The funeral procession was formal and attended by most people in the kingdom. Some in attendance seemed genuinely grieved by the loss of their prince, and Mark knew Jared had been beloved by his subjects. He really had been a good Crown and would have made a great king.
Some who attended the funeral seemed there out of curiosity or reveling in the pageantry of seeing the royal family convened outside the palace walls, which was rare. Mark couldn’t remember the last time they’d ever been out together.
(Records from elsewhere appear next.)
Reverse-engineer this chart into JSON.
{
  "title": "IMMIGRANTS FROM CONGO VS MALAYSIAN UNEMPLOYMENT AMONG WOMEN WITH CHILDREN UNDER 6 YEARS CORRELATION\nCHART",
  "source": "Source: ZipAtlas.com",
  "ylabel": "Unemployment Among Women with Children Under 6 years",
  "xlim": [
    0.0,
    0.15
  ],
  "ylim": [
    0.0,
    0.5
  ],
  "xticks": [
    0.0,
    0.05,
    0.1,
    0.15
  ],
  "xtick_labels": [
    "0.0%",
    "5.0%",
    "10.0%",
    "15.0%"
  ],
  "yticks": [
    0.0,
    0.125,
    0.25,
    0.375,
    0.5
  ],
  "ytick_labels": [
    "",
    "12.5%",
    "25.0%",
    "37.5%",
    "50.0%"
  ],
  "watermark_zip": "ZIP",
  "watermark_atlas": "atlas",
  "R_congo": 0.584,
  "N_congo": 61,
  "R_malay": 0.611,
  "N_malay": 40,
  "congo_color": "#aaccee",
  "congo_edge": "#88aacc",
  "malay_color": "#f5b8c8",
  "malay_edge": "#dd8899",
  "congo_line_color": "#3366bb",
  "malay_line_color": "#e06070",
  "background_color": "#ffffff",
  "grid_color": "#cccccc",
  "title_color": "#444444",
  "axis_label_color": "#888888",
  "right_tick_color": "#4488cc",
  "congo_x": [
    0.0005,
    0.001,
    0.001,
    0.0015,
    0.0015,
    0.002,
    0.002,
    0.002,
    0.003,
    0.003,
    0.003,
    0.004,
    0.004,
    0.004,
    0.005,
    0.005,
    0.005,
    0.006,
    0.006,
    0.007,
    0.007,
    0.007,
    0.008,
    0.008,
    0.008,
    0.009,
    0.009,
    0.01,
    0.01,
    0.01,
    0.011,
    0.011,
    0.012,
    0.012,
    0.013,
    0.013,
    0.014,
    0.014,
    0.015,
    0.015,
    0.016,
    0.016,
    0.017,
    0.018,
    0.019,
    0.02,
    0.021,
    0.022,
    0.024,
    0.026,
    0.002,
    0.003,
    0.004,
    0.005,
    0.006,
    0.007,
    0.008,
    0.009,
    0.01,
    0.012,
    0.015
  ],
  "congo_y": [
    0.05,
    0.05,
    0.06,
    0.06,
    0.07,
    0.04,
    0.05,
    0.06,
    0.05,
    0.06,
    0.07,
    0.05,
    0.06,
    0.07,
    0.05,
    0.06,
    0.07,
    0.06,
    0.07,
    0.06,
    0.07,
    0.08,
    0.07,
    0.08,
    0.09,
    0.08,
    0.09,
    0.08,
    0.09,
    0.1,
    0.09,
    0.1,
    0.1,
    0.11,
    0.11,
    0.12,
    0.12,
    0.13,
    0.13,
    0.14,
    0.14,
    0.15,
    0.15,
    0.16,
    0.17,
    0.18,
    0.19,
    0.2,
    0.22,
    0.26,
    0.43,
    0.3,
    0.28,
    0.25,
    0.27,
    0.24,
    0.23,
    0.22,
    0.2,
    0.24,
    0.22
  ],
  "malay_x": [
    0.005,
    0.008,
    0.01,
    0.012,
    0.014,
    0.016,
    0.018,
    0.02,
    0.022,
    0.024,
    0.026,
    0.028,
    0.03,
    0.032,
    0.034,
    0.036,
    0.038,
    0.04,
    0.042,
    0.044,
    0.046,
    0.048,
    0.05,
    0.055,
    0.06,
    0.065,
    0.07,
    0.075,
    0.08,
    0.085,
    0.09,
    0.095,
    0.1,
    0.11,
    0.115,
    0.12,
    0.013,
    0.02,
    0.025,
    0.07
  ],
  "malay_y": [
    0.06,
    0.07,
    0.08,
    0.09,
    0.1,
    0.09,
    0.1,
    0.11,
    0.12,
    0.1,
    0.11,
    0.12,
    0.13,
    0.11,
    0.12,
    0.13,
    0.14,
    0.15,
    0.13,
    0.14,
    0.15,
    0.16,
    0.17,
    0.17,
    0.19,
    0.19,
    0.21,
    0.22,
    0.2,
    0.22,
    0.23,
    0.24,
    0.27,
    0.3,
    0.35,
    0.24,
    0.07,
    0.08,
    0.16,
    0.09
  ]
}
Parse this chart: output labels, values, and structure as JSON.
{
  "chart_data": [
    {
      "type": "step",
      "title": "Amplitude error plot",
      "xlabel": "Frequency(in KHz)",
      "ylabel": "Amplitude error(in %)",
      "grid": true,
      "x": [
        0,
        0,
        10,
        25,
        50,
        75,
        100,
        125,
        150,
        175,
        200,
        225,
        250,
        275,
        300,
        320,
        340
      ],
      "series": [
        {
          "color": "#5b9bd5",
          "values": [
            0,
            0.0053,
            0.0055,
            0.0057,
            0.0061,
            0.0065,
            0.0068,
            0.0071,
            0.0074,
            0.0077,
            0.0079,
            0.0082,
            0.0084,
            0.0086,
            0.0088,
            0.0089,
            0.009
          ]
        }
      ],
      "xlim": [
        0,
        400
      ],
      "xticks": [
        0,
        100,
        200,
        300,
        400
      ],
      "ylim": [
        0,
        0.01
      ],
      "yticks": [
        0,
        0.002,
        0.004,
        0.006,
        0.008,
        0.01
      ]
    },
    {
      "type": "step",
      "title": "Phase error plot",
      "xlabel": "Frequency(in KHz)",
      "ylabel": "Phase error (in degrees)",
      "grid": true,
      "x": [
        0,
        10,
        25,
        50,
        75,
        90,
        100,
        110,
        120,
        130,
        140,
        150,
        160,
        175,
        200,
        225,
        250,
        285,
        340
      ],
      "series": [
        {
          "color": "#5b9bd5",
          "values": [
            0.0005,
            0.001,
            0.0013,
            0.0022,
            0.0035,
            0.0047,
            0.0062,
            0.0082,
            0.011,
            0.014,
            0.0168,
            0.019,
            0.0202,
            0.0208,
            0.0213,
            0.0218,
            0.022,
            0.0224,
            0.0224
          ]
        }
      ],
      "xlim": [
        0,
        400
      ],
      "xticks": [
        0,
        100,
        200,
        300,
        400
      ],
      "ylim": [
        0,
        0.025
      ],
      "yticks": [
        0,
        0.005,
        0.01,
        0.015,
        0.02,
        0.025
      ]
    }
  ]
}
His father, King Sayid of Madain Saleh led the procession with Mark on his right and Tayma carrying little Omar to the King’s left. His mother, Queen Salaina walked a few paces behind her husband. That was one tradition Mark intended to put to rest as soon as he was in charge. His queen would walk beside him, as an equal.
When the internment had been spoken, and the family began the procession back to the palace, Mark noticed one young lady break away from the crowd and kneel as Jared’s gravesite, sobbing into her hands. No one else seemed to notice and Mark casually left the procession and returned to stand beside her.
Mark stood close enough that the woman was able to lean her head against his leg for support. He reached down and patted her on the head, then spoke words she probably wouldn’t hear from anyone else, “I’m sorry for your loss.”
“Jared will be missed,” she sobbed, probably not realizing she was talking to his brother. No woman in the kingdom would be so bold as to call the crown prince by his first name unless she had a very familial relationship with him. Even then, never in the presence of royalty.
“By all who knew him,” Mark agreed, then patted her on the head again and turned to walk away. He paused for one more acknowledgement. “Take all the time you need.”
At that, the young lady, probably in her early twenties, gasped and looked up at him, horror crossing her face at the bold way in which she’d spoken to the prince. “Your Highness?”
“I will forget we had this conversation,” Mark stated.
“Thank you, Your Highness.” She lowered her gaze and twisted her hands in her lap, wringing a white handkerchief over and over.
Mark started to leave again but stopped and took a deep breath, steeling himself for whatever the answer might be. “Are there any other… family members I should know about?”
“No, Your Highness, we were careful.”
“I don’t need to hear details,” Mark halted her sternly. “Please just let my brother’s memory rest in peace.”
“Yes, Your Highness,” she whimpered.
This time Mark didn’t hesitate but walked briskly away from the woman and vowed never to do the things his brother had done.